For decades, moderate alcohol consumption was associated in observational studies with cardiovascular benefits — giving rise to the idea that a glass of wine with dinner was not merely harmless but possibly protective. That narrative has been substantially revised. The evidence on alcohol and cancer presents a different picture: one with no safe threshold, clear dose-response relationships, and mechanisms that are well-characterised at the molecular level.
How Common Is Alcohol-Attributable Cancer?
The global burden is larger than most people realise. A 2021 population-based study estimated that approximately 741,300 new cancer cases in 2020 — around 4.1% of all cancers diagnosed globally — were attributable to alcohol consumption [1]. The majority of cases occurred in men (77%), and the cancers most commonly attributed to alcohol were oesophageal cancer, liver cancer, and colorectal cancer. Importantly, light and moderate drinkers accounted for a substantial proportion of these cases — not just heavy drinkers.
The Cancer Types Involved
The International Agency for Research on Cancer (IARC) classifies alcohol (ethanol) as a Group 1 carcinogen — the highest certainty classification, shared with tobacco and asbestos. The evidence is sufficient for causality in at least seven cancer types: mouth, pharynx, larynx, oesophagus, liver, colorectum, and female breast. For breast cancer in particular, even low consumption (one drink per day) is associated with a measurable increase in risk.

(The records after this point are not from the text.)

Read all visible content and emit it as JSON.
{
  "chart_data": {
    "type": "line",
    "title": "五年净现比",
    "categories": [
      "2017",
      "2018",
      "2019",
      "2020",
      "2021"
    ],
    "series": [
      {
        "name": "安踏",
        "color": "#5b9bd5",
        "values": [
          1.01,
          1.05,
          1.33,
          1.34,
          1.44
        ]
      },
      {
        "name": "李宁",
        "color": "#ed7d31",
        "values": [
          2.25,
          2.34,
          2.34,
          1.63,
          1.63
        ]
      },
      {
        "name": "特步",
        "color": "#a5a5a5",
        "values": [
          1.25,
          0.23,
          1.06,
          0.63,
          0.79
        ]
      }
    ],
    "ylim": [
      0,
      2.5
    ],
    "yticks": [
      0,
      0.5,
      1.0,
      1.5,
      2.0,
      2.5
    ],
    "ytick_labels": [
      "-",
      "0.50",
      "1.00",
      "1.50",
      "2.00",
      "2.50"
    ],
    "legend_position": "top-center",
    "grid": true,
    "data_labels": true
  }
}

A 2024 updated review confirmed that the dose-response relationship for alcohol and cancer is broadly linear — meaning risk increases proportionally with consumption, with no evidence of a threshold below which risk is absent [2].
Mechanisms of Carcinogenicity
Alcohol causes cancer through multiple, interacting mechanisms. Ethanol is metabolised to acetaldehyde by alcohol dehydrogenase (ADH) and, to a lesser extent, CYP2E1. Acetaldehyde is a direct-acting mutagen — it forms DNA adducts, impairs the fidelity of DNA replication, and inhibits DNA repair pathways. Acetaldehyde-DNA adducts, particularly N2-ethylidene-dGuo, have been detected in the tissues of alcohol consumers and represent a plausible initiating event in alcohol-attributable cancers.
In the head and neck and oesophagus, alcohol acts as a chemical solvent, increasing mucosal permeability to other carcinogens including tobacco-derived nitrosamines — which explains the supramultiplicative (synergistic) cancer risk in people who both drink and smoke. A 2021 study documented the molecular mechanisms by which alcohol and tobacco co-exposure dramatically accelerates tumour initiation in head and neck squamous cell carcinoma compared to either exposure alone [3].
Additional mechanisms include: generation of reactive oxygen species (ROS) by CYP2E1-mediated alcohol oxidation, causing oxidative DNA damage; folate depletion (alcohol impairs folate absorption and metabolism, compromising methylation-based DNA repair); and oestrogen elevation (alcohol inhibits hepatic oestrogen clearance, increasing breast tissue exposure).
The Cardiovascular Counterargument
The apparent cardioprotective effect of moderate alcohol seen in early observational studies has been substantially undermined by Mendelian randomisation analyses, which use genetic variants in alcohol-metabolising genes as instruments to assess causal effects. These studies are less susceptible to confounding and reverse causation than traditional cohort studies, and they find little or no causal cardioprotective effect while confirming the linear cancer risk relationship [4].
What This Means
The science does not support a safe level of alcohol consumption for cancer prevention. This does not require abstinence as a moral or social directive — it requires informed decision-making. People who choose to drink should be aware that they are accepting a dose-dependent elevation in cancer risk. Reducing consumption, even from moderate to low levels, lowers risk in a proportional and meaningful way.
References
- Rumgay H, Shield K, Charvat H, Ferrari P, Sornpaisarn B, Obot I, Islami F, Lemmens VEPP, Rehm J and Soerjomataram I (2021) Global burden of cancer in 2020 attributable to alcohol consumption: a population-based study. Lancet Oncol 22:1071–1080. doi:10.1016/S1470-2045(21)00279-5.
- Laskar RS et al. (2024) Alcohol consumption and cancer risk: a dose-response meta-analysis. Ann Oncol 35:250–259. doi:10.1016/j.annonc.2024.02.008.
- Chamoli A, Gosavi AS, Shirwadkar UP, Wangdale KV, Behera SK, Kurrey NK, Kalia K and Mandoli A (2021) Overview of oral cavity squamous cell carcinoma: risk factors, mechanisms, and diagnostics. Oral Oncol 121:105451. doi:10.1016/j.oraloncology.2021.105451.
- Liberale L, Montecucco F, Tardif JC, Libby P and Camici GG (2023) Alcohol and cardiovascular risk: at the crossroad between epidemiology and molecular mechanisms. Int J Mol Sci 24:12913. doi:10.3390/ijms241612913.